Наши (Довлатов) - страница 26

В 76-м году три моих рассказа были опубликованы на Западе. Отныне советские издания были для меня закрыты. (Как, впрочем, и до этого.) Я был одновременно горд и перепуган.

Друзья реагировали сложно. Одни предостерегали:

– Вот увидишь, тебя посадят. Пришьют какую-нибудь. уголовщину, и будь здоров!..

Другие высказывались так:

– Напечатали, а что толку? Тиражи на Западе микроскопические. Там не заметят. И тут все дороги закроют…

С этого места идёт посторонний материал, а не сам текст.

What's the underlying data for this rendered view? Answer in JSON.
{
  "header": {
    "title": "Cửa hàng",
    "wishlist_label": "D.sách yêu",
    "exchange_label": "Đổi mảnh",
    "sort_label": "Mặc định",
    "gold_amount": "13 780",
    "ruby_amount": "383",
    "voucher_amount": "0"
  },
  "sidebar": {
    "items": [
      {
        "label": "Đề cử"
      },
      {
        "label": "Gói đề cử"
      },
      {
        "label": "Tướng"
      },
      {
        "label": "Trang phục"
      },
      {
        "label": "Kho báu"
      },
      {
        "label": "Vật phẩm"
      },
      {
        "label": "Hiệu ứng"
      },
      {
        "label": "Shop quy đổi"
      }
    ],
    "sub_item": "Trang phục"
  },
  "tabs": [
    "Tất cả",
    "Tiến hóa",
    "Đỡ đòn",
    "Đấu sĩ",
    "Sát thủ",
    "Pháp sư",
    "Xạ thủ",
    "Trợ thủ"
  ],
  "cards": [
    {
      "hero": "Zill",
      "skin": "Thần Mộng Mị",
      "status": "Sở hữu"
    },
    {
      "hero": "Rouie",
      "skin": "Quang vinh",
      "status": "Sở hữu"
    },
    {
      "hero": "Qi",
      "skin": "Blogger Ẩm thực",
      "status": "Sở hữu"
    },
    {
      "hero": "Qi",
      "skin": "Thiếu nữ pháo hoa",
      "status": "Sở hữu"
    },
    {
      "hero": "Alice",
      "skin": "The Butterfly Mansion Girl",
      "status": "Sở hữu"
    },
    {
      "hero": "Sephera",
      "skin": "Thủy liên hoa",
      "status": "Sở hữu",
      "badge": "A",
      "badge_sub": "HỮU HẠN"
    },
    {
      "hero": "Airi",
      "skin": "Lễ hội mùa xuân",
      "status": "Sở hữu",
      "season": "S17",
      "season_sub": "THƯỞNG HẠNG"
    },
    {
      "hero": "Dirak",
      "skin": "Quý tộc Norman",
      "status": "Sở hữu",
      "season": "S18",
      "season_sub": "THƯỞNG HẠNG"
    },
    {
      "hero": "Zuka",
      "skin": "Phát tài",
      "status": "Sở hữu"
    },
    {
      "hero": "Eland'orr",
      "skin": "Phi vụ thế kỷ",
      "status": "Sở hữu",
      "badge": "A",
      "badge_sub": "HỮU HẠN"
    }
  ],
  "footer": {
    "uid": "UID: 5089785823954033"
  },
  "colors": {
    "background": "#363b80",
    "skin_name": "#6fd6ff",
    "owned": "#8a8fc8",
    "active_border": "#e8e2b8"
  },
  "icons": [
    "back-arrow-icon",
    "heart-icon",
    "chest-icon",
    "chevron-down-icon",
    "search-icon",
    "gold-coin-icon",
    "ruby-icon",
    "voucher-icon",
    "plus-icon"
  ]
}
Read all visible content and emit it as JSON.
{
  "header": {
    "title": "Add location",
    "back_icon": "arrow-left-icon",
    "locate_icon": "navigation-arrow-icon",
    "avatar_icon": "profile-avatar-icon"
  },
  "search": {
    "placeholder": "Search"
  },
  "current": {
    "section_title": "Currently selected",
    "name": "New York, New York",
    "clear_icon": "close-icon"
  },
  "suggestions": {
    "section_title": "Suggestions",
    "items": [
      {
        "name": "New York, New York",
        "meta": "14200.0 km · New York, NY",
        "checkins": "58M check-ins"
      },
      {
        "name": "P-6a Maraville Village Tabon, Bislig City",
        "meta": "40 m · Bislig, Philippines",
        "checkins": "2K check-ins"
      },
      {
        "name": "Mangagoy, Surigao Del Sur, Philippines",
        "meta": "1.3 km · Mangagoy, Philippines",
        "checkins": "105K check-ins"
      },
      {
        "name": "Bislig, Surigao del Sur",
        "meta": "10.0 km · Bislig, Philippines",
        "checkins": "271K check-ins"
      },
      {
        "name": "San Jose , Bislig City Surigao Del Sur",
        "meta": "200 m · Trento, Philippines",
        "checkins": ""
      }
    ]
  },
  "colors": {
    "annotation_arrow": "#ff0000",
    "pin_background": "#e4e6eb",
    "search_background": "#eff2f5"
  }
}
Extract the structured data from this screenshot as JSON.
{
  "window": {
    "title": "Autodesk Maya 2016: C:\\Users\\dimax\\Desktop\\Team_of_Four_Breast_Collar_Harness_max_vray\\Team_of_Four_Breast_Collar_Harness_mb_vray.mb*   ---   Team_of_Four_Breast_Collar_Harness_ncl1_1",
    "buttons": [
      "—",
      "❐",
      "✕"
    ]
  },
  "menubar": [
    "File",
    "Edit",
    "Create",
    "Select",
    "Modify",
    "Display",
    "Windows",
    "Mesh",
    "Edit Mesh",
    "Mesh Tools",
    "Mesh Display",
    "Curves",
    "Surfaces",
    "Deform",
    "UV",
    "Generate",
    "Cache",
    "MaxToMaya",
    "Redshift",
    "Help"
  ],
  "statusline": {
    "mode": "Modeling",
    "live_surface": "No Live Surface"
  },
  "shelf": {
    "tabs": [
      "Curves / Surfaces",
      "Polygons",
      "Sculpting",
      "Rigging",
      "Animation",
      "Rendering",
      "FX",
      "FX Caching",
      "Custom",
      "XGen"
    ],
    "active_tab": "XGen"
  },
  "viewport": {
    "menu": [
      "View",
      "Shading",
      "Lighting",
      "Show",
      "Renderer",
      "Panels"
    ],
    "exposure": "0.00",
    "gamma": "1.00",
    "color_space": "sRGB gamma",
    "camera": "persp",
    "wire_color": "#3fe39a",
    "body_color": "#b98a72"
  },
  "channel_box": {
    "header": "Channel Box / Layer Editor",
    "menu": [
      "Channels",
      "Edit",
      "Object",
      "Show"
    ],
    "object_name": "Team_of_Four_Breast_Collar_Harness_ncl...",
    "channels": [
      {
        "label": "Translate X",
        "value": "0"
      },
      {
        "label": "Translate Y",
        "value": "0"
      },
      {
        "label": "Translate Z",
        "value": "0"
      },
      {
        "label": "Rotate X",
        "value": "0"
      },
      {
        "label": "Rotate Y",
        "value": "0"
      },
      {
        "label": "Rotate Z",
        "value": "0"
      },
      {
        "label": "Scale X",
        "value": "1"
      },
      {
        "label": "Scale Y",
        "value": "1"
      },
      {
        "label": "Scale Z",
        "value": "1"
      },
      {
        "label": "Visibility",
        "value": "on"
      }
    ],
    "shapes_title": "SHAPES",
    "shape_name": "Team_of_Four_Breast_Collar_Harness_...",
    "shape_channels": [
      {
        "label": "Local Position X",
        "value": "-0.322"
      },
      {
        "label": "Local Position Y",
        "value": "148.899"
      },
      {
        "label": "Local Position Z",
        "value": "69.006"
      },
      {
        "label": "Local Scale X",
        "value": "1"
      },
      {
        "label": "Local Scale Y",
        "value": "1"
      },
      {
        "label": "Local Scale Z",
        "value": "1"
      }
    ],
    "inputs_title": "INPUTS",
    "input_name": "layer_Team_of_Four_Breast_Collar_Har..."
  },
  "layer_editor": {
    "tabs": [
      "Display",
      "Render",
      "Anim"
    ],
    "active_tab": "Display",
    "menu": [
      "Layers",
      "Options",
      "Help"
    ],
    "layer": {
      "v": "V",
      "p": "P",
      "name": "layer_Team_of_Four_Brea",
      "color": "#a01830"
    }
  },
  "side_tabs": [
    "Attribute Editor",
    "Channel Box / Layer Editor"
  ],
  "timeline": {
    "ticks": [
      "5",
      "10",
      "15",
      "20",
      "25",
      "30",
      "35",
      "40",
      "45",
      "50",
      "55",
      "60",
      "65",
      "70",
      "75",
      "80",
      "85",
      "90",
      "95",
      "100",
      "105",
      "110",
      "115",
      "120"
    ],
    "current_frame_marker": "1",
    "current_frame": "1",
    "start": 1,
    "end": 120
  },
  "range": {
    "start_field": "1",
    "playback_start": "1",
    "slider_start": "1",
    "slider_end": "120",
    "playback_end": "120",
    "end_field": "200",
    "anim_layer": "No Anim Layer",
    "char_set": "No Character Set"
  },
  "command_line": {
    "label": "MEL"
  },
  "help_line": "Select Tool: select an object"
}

Третьи как будто осуждали:

– Писатель должен издаваться на родине…

И только мать все повторяла:

– Как я рада, что тебя наконец печатают!..

Затем пошли неприятности. Меня отовсюду выгнали. Лишили самой мелкой халтуры.

Я устроился сторожем на какую-то дурацкую баржу-и оттуда выгнали.

Я стал очень много пить. Жена и дочка уехали на Запад. Мы остались вдвоем. Точнее – втроем. Мама, я и собака Глаша.

Началась форменная травля. Я обвинялся по трем статьям уголовного кодекса. Тунеядство, неповиновение властям, "иное холодное оружие".

Все три обвинения были липовые.

Милиция являлась чуть ли не каждый день.

Но я и тут принял защитные меры.

Жили мы на пятом этаже без лифта. В окне напротив постоянно торчал Гона Сахно. Это был спившийся журналист и, как многие алкаши, человек ослепительного благородства. Целыми днями глушил портвейн у окна.

Если к нашему подъезду шла милиция, Гена снимал трубку.

– Бляди идут, – лаконично сообщал он.

И я тотчас запирал двери на щеколду.

Милиция уходила ни с чем. Гена Сахно получал честно заработанный рубль.

Так мы и жили.

Мать все повторяла:

– Я рада. что тебя наконец печатают…

Затем меня неожиданно посадили в Каляевскую тюрьму. Подробности излагать не хочется. Скажу лишь одно – в тюрьме мне не понравилось.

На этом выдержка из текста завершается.